-->

Selasa, 19 Juli 2016

Cara Menilai Tes Kraepelin Dan Sejarahnya!

Tes Kraepelin diciptakan oleh Emil Kraepelin, seorang Psikiater dari Jerman pada akhir abad ke-19. Pada awalnya tes ini dimaksudkan untuk mengetahui kepribadian seseorang dengan kecenderungan klinis, diantaranya untuk mengukur ingatan, dan hal-hal yang berhubungan dengan kelelahan distraksi. Kemudian dalam perkembangannya alat tes ini dipergunakan untuk mengukur bakat, dengan cara mengubah tekanan pada proses skoring dan interpretasi lebih obyektif dan bukan penekanan pada interpretasi proyektif. Tes Kraepelin dipergunakan sebagai Tes Bakat, Tes Sikap Kerja, dan Tes Kepribadian untuk menentukan tipe performance seseorang. Dari hasil perhitungan obyektif, dapat diinterpretasikan empat (4) faktor bakat, yaitu: kecepatan, ketelitian, keajegan dan ketahanan.

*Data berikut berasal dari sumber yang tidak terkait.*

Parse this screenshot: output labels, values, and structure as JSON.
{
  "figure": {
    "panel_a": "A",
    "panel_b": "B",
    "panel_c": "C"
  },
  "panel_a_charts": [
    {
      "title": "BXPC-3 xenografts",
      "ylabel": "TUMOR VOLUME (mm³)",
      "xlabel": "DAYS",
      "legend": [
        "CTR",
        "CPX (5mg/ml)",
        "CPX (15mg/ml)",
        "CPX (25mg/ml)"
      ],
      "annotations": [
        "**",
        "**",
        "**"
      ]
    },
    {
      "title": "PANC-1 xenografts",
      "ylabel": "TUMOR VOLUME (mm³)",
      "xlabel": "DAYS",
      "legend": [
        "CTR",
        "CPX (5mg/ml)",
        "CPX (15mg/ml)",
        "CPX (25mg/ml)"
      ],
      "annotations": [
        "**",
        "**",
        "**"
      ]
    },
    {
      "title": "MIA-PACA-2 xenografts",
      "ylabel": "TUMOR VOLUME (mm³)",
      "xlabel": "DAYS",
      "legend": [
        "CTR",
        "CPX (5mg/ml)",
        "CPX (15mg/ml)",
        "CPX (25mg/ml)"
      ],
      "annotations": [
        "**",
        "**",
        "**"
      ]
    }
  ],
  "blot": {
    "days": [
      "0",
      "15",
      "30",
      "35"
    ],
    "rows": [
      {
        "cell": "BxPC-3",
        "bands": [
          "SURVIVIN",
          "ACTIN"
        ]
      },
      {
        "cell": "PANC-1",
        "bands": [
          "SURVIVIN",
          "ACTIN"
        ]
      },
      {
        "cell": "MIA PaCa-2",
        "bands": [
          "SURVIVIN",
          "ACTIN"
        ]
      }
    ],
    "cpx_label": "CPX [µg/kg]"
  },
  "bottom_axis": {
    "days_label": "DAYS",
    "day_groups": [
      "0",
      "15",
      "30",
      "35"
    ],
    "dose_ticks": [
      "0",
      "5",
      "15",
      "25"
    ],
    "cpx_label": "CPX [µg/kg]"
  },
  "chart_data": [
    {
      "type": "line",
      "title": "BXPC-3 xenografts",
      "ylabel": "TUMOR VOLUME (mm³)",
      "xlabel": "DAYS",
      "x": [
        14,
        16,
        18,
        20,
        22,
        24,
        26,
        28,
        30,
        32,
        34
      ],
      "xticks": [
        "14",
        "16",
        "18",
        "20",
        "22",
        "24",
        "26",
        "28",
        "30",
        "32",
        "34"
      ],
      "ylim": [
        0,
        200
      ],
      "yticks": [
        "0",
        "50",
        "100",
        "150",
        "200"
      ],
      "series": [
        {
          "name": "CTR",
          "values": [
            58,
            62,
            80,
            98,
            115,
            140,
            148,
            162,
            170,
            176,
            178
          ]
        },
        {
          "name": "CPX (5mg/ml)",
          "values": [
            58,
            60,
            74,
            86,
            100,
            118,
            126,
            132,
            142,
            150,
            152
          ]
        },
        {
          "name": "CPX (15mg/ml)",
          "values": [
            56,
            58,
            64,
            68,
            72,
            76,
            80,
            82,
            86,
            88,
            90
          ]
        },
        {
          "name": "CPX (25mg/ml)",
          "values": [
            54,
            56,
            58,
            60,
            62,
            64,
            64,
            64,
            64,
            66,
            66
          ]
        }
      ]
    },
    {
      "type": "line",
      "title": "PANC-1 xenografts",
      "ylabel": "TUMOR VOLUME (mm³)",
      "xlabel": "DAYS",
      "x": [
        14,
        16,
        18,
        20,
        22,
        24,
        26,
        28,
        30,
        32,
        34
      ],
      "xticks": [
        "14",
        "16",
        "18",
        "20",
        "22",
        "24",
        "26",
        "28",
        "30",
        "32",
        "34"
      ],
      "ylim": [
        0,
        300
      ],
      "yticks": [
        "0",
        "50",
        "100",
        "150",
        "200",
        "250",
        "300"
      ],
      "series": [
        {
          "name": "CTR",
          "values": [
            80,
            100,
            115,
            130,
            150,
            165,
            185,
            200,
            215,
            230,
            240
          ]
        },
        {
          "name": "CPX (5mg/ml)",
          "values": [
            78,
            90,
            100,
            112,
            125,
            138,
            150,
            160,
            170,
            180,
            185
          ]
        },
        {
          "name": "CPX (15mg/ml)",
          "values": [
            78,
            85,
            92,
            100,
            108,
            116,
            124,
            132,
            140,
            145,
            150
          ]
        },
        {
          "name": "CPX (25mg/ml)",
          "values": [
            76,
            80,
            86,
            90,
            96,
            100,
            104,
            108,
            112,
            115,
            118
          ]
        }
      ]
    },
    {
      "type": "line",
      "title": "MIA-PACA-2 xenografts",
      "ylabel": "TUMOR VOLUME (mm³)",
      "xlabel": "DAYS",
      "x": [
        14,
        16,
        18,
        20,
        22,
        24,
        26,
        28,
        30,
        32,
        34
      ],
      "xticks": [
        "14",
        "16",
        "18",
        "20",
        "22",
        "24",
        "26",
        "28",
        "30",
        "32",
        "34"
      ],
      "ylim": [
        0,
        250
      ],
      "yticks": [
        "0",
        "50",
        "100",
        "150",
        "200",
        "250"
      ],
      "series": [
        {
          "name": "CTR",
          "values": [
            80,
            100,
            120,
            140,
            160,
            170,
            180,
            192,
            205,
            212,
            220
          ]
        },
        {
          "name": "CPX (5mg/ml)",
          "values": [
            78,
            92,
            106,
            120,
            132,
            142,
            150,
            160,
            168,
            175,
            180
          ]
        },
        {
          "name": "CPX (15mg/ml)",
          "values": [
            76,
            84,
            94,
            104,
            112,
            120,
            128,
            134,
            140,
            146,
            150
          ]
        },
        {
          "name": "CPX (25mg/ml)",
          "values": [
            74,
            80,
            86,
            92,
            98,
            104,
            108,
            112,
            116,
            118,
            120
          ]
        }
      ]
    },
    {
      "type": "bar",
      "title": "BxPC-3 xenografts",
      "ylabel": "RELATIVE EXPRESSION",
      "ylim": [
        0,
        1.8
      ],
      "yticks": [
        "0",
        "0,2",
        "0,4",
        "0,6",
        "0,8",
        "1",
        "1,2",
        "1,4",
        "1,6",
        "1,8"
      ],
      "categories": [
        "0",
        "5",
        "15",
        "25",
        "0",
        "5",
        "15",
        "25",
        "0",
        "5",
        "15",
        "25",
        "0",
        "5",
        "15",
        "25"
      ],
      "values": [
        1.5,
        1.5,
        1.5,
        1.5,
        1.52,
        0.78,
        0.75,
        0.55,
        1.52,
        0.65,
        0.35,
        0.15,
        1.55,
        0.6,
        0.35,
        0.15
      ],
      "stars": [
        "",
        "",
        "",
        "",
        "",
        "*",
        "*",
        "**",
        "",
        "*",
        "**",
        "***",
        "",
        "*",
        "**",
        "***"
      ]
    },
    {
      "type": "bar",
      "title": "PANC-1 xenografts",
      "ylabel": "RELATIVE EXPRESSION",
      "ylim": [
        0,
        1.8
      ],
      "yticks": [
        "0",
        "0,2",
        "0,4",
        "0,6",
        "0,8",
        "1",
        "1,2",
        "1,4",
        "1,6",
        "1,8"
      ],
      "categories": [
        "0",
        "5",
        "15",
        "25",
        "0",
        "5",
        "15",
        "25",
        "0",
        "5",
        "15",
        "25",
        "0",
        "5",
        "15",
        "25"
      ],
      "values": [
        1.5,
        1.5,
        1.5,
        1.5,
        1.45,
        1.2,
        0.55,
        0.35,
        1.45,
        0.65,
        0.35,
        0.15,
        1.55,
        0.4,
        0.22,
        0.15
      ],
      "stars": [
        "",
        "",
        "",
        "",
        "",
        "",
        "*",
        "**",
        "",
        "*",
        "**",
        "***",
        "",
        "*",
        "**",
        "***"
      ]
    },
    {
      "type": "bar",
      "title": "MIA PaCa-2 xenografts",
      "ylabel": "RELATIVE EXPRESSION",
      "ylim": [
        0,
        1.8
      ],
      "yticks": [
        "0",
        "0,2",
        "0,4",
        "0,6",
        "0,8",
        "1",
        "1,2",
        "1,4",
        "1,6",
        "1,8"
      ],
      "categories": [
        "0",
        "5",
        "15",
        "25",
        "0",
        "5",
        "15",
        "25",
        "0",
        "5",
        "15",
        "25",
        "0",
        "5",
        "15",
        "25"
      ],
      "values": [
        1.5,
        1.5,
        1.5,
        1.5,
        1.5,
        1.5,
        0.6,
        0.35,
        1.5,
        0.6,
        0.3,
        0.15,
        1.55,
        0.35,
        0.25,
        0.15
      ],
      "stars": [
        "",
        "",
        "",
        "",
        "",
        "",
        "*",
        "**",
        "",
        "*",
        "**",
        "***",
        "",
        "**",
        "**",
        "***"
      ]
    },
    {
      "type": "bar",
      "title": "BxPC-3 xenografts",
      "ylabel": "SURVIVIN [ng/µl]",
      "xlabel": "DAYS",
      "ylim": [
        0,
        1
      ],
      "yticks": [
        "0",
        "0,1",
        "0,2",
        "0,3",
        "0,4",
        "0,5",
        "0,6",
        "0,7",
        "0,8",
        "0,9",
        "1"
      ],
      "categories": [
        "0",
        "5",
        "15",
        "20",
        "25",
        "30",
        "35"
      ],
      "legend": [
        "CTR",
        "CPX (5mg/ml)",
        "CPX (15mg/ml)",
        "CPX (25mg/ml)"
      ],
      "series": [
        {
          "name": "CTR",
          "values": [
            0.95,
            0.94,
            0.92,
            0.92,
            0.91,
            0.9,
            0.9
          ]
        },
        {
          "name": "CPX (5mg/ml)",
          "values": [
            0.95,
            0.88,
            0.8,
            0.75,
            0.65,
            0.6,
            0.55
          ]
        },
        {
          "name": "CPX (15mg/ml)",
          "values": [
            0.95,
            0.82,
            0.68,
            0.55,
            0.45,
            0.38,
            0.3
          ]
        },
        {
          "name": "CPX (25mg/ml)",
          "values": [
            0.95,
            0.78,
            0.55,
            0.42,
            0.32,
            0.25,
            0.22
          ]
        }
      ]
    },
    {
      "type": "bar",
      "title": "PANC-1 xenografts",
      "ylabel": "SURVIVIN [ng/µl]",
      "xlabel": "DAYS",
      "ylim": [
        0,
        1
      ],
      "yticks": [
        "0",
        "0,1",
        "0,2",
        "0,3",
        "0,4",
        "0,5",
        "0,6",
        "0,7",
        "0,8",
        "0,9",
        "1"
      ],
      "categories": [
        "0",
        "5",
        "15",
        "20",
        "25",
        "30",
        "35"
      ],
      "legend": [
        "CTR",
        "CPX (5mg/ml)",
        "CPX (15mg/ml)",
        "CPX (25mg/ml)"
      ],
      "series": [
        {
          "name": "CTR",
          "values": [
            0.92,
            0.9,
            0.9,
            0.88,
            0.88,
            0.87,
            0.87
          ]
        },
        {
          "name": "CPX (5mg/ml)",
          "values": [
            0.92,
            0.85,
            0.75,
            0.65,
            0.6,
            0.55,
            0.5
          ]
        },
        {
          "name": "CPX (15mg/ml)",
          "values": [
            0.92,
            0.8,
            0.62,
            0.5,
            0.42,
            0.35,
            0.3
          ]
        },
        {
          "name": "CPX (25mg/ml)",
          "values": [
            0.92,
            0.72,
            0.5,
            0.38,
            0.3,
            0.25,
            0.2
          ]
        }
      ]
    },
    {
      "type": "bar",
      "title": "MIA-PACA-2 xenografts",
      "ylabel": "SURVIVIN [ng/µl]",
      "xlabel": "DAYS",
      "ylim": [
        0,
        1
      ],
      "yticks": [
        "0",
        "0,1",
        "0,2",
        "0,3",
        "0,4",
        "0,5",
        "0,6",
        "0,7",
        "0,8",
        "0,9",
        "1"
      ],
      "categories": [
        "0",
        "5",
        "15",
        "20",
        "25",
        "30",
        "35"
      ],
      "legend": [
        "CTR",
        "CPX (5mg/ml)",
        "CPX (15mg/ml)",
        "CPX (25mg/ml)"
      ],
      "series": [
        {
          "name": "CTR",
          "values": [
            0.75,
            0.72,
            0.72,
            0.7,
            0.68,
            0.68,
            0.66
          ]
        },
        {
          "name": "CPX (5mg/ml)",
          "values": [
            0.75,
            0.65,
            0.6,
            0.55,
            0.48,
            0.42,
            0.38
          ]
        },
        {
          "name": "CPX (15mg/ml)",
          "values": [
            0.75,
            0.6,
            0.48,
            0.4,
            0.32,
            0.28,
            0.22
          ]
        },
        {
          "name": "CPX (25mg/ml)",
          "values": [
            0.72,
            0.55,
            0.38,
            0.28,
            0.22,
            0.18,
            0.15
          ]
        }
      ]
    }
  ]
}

Menurut Anne Anastasi, Tes Kraepelin merupakan Speed Test. Ciri utama dari speed test adalah tidak adanya waktu yang cukup bagi testi untuk menyelesaikan semua soal. Jadi pada Tes Kraepelin ini, testi memang tidak diharapkan untuk menyelesaikan sepenuhnya semua jalur. Yang dilihat disini adalah bagaimana kecepatan kerja testi dalam menyelesaikan setiap lajur. Kemudian aspek psikologis yang ikut berpengaruh dalam penyelesaian Tes Kraepelin ini bermacam-macam, diantaranya persepsi-visual, koordinasi sensori-motorik, pushing power, ketahanan, learning effect.

Tes Kraepelin terdiri dari 45 lajur angka 0 sampai dengan 9 yang tersusun secara acak, sebanyak 60 angka secara vertikal pada tiap-tiap lajur. Tugas testi adalah menjumlahkan 2 buah angka, mulai dari angka paling bawah pada tiap-tiap lajur, dalam batas waktu tertentu yang singkat. Sebagai tes kepribadian, Tes Kraepelin digunakan untuk menentukan tipe performance seseorang, misalnya:

  1. Hasil penjumlahan angka yang sangat rendah, dapat mengindikasikan gejala retardasi mental.
  2. Terlalu banyak salah hitung, dapat mengindikasikan adanya distraksi mental.
  3. Penurunan grafik secara tajam, dapat mengindikasikan adanya epilepsy atau hilang ingatan sewaktu tes.
  4. Rentang ritme/ grafik (antara puncak tertinggi dan puncak terendah), dapat mengindikasikan adanya gangguan emosional.

Menurut Guilford (1959), penjumlahan item yang berupa angka berupa satuan ini, bila ditinjau dari fungsi mental, tergolong convergent thingking. Namun jika dilihat dari isi itemnya tergolong numerical facility, yakni kecakapan menggunakan angka dengan cepat dan teliti. Menurut Freeman (1962), hasil tes ini sangat dipengaruhi oleh faktor sensory perception dan motor response. Menurut Thurstone, item-item dalam Tes Kraepelin mengandung salah satu kemampuan mental primer yaitu faktor number, dimana di dalamnya tercakup kemampuan menghitung simple arithmetic secara tepat dan teliti.